In 1974, a group of citizens couldn’t take it any longer, and established the Jocko Valley Library as a community-run non-profit organization. The group had been collecting books, housing them in church basements until the collection grew too large. Through the graces of cheap rent, the library moved to a former liquor store, whose back door had beaten in, according to a Missoulian article from thirty years ago.
The library opened as such for the first time on April 21, 1974, then moved to the basement of the community center Brown Building in
1977. At the time, it was a great location.
Still, it had its drawbacks. The basement had a dirt floor, albeit covered over with particleboard. It had no bookshelves. It had no entrance, other than through the community center. But it was a space with free rent, and that made all the difference.
The library didn’t get a concrete floor until the mid 1980’s, when Lake County received a grant from Burlington Northern earmarked for four county libraries. Arlee received $2,593 of the total $9,130 grant. It was used to replace the floor of “rapidly rotting particle board” over dirt, said another old clipping, stored in binders in the Brown Building’s basement. The library got its separate entry staircase as well at that time.
By then, there were beautiful old bookshelves in place along the walls. The cases of solid wood came from the Jesuit Fathers in the Old Agency in the Jocko Valley, Kim Folden said.
Folden, who is the current director of the library, is interested in the library’s past as well as its hopefully brighter future.
The bookshelves “are hand crafted with square nails,” according to the library records, and, Folden said, they’re extremely heavy.
They were apparently donated by the Catholic Church, and were once used in the Old Agency rectory.
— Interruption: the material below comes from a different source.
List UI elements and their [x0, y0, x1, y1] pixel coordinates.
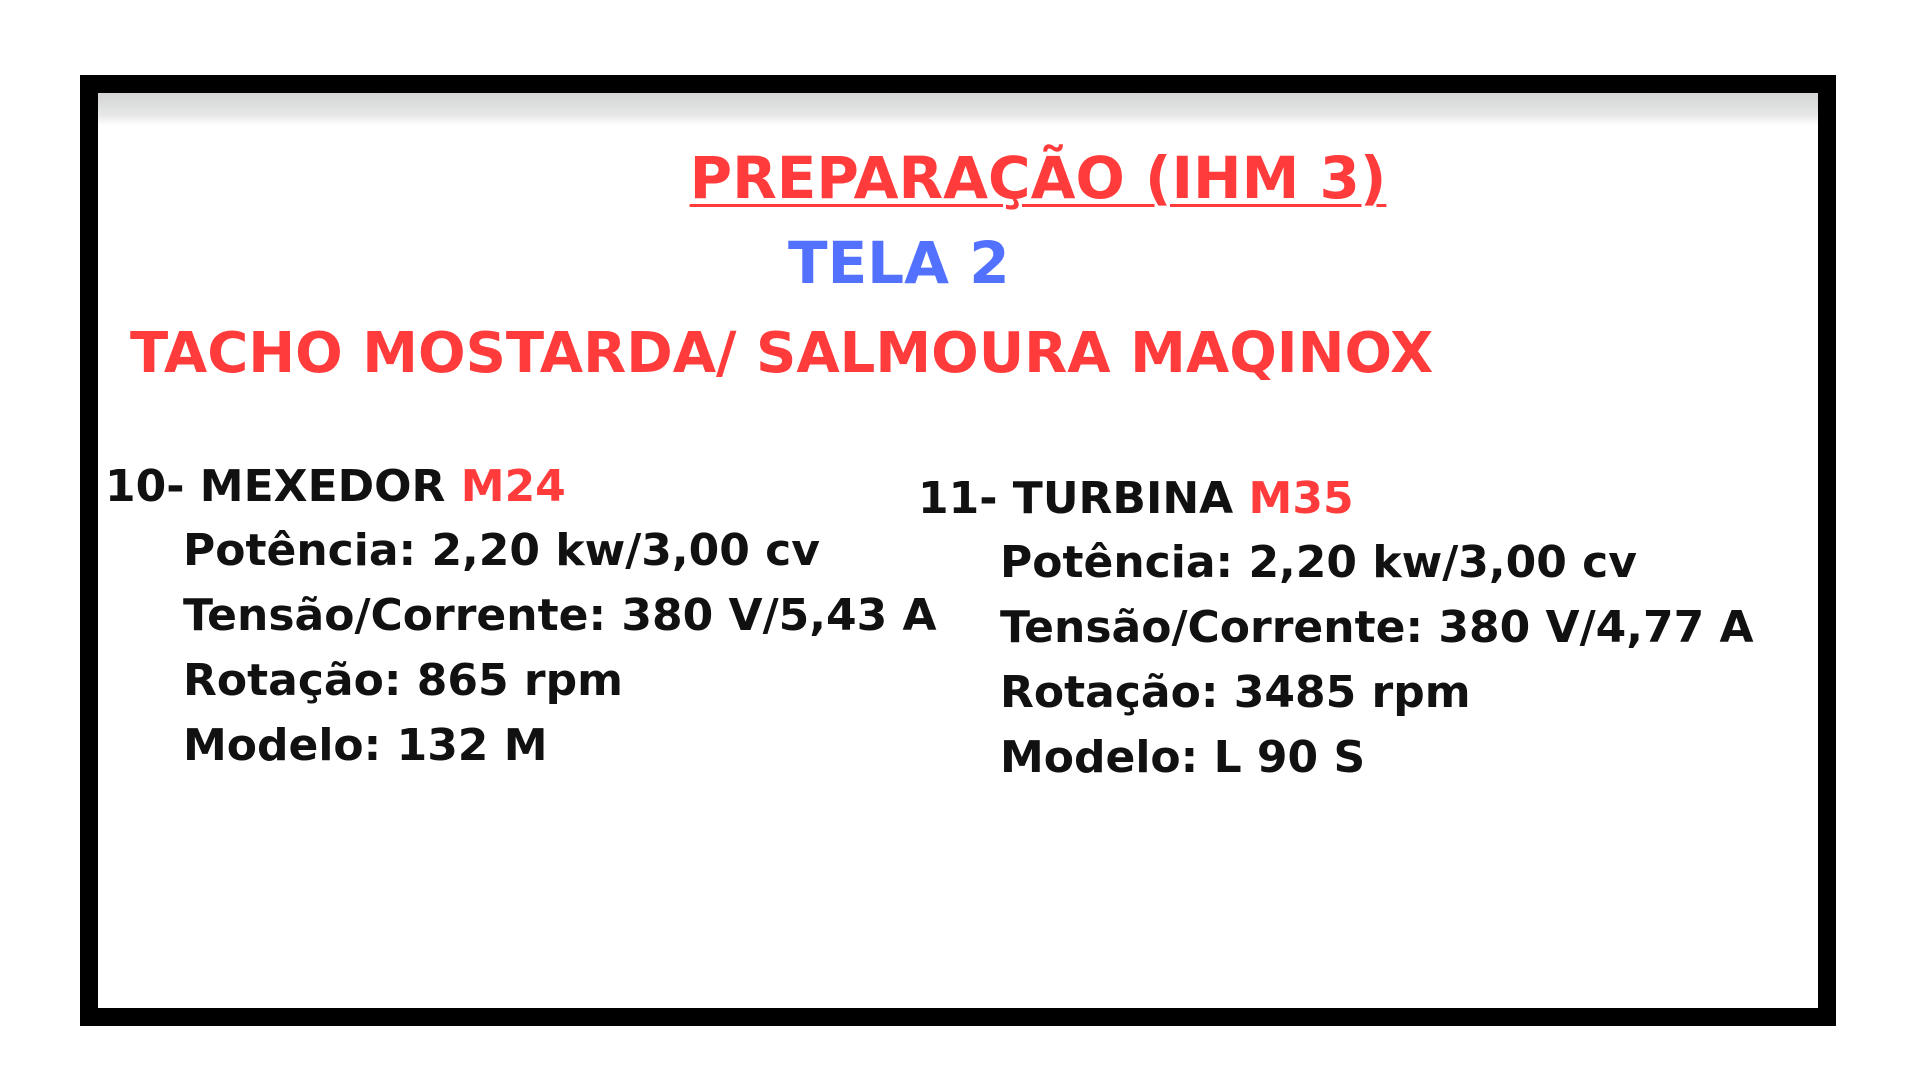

No one bothered to record how the cases were carted to the basement, but it is known that when the concrete floor was poured, cranes were used to lift the huge bookcases off the ground, and the concrete was poured underneath them.
“They hung there until the floor was dry,” Folden said. The eyehooks placed into the tops of the cases to hang them are still there, she noted. “It’s a nice reminder,” she said.
But now the bookshelves may need to move again.
“The Brown Building is rapidly decaying,” Folden said.
“When people walk upstairs, dust falls from the ceiling. The moisture issues are a problem. We have mold problems. It can be a dank and dark area,” she said of the basement library.
Folden would like to see the library into a new home.
“Basements aren’t god places for books, no matter how hard you try,” Folden said. “They’re just not.”
Plus, she said, the stairway, once an inspired entrance for the library alone, is a hardship to some patrons.
“We lose a lot of our elderly and handicapped patrons because they can’t make the stairs,” Folden said.
Her vision is for the entire community.
“I want a store front with the door facing out and a sign saying Jocko Valley Library, highly visible” Folden said of her dream building. But as they say, it all takes money.
“I think the books damage themselves just sitting in this dark basement,” Folden said.
“It’s getting to a desperate mode for the life of the books and the life of the library,” she added.
Right now, it’s a catch-22, getting users into the library, which would in turn increase interest and support. With renewed interest should come renewed funding opportunities.
Folden is hopeful that will occur, though. “We need to be able to do that,” she said, so the library can again take wing.